Off the cuff, I expect this ends up in a bug report at bugzilla. But this would need the whole log, but before that I think there is something we can already try in advance:
There is a problematic bug in ucsi_acpi, which caused a lot of trouble in another topic and in some bug reports. This issue was solved in 6.3.8. Let’s check if that is related:
Can you please boot 6.3.7 with the parameter module_blacklist=ucsi_acpi ? Does that make a difference? (With this in mind, please also update at least to 6.3.7, if you wanna test if your issue has been already solved, to 6.3.8, which is currently in testing) You could increase the number of kernels that are kept to ensure that 6.2.15 does not get removed.
Currently running 6.3.7 with module_blacklist=ucsi_acpi. Since I don’t have a way to directly reproduce that bug, I’ll just see how it plays out over the next few days.
The stack trace and code dump look similar (but not identical), so it may (or may not) be the same bug. For now, the patch has made it into linux-next, so it will take a while before it lands in Linus’s tree and gets backported to linux-6.3.y.
I added a comment to that kernel.org BZ (and no, I did not ignore your advice, you just hadn’t posted your reply yet at that time). We’ll see if I get any feedback there.

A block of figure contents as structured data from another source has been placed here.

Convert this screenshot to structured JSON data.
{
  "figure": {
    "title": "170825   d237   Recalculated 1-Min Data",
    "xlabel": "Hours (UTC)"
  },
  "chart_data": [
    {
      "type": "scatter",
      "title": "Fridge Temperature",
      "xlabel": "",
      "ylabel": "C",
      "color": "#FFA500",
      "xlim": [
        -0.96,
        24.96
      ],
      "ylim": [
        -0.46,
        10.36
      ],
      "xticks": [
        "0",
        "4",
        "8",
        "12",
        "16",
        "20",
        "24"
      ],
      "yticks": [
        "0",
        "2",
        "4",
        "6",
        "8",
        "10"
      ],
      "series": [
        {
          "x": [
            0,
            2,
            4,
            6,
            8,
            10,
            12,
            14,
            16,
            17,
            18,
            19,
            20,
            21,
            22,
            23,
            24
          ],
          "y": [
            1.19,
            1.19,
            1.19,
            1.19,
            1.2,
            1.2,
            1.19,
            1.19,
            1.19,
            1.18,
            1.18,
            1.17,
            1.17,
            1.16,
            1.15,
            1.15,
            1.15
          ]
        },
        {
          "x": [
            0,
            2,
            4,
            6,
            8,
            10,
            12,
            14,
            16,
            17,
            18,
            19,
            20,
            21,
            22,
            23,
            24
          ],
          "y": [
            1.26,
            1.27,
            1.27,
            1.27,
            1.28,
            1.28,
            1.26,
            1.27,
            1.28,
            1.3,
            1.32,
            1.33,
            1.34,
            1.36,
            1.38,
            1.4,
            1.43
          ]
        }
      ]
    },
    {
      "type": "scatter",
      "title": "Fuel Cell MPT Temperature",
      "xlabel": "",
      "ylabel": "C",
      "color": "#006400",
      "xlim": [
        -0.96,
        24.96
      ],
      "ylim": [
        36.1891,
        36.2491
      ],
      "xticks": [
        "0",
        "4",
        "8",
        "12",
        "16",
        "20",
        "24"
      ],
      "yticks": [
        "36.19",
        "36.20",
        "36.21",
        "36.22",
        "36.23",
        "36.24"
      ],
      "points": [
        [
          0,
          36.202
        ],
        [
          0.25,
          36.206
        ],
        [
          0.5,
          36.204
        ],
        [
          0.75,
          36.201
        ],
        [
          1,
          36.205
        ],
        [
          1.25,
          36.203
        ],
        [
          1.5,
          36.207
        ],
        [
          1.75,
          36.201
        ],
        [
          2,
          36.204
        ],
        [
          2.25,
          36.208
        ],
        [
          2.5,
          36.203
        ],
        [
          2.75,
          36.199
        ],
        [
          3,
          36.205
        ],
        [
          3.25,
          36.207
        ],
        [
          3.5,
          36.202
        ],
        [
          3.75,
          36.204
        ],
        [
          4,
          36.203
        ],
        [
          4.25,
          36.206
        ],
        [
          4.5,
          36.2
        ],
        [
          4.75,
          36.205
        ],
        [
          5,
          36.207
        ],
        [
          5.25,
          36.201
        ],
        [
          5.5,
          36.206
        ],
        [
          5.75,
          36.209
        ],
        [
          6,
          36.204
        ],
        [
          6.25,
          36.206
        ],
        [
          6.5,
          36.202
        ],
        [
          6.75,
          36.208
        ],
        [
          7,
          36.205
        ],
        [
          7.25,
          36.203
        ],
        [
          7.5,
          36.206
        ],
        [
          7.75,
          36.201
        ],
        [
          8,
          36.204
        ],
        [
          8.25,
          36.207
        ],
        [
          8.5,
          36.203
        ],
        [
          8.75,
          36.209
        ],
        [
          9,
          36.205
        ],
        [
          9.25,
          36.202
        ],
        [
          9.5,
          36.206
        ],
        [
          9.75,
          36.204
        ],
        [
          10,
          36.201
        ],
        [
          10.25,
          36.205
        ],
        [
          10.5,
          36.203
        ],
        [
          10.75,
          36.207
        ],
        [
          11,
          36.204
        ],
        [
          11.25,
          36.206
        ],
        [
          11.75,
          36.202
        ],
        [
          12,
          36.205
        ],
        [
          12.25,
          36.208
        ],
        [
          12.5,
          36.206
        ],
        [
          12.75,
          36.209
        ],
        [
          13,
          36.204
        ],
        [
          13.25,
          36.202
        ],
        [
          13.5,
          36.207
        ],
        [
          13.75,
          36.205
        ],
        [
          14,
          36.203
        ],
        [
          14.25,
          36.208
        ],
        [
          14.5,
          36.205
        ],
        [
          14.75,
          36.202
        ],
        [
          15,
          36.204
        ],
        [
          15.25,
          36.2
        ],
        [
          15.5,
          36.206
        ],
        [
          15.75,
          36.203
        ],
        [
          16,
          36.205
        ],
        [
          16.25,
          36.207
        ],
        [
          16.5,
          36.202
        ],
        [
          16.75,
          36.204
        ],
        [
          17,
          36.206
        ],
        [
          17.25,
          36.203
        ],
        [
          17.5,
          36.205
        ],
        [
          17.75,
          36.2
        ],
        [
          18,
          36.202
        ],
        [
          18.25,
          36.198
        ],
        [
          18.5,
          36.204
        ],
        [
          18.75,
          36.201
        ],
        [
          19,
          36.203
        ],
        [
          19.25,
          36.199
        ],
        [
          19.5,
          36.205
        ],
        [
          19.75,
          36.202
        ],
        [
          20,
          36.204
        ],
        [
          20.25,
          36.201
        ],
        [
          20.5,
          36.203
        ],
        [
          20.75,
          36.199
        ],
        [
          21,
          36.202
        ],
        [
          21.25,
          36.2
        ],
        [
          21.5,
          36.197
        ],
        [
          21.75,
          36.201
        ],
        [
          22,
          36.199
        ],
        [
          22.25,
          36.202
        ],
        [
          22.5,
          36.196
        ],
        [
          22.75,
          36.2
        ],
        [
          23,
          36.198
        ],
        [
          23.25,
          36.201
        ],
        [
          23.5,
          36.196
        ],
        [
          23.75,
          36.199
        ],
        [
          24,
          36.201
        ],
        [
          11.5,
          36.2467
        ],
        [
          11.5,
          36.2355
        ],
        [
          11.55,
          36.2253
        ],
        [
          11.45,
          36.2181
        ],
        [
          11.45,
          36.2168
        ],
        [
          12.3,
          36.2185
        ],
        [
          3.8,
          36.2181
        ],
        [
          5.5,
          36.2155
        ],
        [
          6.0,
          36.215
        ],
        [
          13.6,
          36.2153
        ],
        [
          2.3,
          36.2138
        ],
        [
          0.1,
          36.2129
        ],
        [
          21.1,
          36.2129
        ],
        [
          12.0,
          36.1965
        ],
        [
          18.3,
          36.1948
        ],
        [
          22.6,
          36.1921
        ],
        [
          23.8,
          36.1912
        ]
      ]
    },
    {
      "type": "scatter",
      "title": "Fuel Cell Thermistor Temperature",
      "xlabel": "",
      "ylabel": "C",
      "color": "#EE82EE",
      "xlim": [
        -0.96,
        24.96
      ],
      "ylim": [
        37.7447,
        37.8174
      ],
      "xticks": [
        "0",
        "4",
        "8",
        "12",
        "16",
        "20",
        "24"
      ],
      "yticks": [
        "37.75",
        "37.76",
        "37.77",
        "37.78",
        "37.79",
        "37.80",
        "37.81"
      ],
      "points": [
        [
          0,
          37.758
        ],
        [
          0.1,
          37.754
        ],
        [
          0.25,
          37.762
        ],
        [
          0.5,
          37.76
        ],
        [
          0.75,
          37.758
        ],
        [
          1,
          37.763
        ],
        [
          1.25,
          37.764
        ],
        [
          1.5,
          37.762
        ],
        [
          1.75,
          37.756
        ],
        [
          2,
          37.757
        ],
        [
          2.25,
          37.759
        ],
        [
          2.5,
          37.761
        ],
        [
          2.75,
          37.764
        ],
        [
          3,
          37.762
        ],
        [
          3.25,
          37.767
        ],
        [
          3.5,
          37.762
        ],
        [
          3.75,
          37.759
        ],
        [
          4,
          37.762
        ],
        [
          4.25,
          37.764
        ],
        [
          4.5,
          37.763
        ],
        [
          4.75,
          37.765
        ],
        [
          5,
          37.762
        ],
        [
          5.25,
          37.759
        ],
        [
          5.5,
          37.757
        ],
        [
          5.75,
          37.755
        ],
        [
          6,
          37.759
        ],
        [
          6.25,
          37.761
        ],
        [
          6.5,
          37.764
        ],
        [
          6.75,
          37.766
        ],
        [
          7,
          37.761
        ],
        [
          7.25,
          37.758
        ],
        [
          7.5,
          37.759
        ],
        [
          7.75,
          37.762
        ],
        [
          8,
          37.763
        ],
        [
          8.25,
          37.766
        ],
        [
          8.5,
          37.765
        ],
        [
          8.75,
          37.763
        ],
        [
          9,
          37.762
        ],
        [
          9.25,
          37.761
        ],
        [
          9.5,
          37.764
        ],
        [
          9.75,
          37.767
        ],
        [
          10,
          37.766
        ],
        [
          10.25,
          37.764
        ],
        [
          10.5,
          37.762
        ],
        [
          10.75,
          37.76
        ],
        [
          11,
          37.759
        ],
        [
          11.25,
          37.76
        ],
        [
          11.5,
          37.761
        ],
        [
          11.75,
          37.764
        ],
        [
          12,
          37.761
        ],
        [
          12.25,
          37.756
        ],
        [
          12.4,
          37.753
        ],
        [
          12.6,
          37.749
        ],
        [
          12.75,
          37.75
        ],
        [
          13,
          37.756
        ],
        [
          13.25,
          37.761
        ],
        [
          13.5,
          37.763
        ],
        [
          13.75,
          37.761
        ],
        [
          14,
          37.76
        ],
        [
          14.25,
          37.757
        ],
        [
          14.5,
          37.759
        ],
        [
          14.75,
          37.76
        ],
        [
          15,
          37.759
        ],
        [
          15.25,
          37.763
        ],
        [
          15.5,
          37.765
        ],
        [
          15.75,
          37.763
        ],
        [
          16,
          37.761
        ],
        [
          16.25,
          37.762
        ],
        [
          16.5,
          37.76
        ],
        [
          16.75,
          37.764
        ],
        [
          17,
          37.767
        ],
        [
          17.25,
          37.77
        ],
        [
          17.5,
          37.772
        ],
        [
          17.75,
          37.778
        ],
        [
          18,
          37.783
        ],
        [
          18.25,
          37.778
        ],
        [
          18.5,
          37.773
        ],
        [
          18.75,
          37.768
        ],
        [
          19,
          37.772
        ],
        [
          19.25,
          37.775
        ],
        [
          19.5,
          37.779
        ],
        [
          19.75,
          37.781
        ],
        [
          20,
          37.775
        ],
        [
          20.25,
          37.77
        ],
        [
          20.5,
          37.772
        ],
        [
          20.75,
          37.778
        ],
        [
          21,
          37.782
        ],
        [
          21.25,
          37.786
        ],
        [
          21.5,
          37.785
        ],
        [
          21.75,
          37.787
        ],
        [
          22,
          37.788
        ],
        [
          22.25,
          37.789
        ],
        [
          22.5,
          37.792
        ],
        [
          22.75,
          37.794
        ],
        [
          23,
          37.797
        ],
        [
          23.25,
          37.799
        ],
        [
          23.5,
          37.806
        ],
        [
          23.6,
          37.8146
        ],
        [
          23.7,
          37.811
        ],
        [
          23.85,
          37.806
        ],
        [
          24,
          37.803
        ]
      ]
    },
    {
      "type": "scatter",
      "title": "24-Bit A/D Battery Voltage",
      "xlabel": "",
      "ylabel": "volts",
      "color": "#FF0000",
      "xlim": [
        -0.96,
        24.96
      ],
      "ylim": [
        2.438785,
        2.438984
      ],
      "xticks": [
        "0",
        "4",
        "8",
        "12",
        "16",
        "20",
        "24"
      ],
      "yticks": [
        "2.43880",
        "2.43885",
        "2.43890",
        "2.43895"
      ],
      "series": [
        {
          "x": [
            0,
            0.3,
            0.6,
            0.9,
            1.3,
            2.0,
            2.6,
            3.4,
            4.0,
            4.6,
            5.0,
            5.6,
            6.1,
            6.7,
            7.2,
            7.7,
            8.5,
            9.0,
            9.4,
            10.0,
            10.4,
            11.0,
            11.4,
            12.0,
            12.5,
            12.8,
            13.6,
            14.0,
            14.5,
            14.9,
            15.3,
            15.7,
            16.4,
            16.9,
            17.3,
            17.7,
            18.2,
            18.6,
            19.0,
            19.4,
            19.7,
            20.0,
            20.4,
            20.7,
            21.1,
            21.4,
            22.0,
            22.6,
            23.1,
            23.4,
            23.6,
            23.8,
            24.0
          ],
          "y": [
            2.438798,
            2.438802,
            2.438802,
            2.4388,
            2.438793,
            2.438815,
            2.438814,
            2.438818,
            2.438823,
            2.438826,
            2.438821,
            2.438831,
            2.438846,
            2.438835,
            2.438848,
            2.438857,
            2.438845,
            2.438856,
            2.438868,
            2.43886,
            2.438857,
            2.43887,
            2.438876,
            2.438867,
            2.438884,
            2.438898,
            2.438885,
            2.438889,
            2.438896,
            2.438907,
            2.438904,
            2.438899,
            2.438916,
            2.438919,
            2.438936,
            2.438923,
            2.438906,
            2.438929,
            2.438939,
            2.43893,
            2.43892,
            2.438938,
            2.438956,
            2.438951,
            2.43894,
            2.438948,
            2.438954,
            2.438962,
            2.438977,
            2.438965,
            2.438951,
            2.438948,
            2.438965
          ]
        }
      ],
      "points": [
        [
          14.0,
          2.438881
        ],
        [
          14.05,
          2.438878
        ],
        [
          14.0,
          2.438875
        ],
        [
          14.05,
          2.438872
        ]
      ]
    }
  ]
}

6.3.8 was released, and so far the feedback from users that had an issue that could be mitigated by module_blacklist=ucsi_acpi confirmed that 6.3.8 solved the issue permanently so that they no longer needed module_blacklist=ucsi_acpi.
Be aware that if we have sufficient logs and if thus our kernel people come to the conclusion that a patch that is already upstream will solve the related issue, they can add the patch already in advance to our kernel if some conditions are satisfied.
Thanks for the update. I upgraded to 6.3.8 yesterday, because blacklisting ucsi_acpi doesn’t work that well for me (it seems to have a weird side effect where the external monitor, which is connected to a USB-C dock, stops working after resume).
So far, no issues on 6.3.8 - suspend/resume has been working well, and I haven’t seen the null pointer deref bug. It’s been only one day, so hard to say if it’s really fixed. I will post an update in a few days.
At this point, I am pretty confident that it is the same issue I was seeing, and that upgrading to 6.3.8 fixes it permanently. Thanks again for all the suggestions.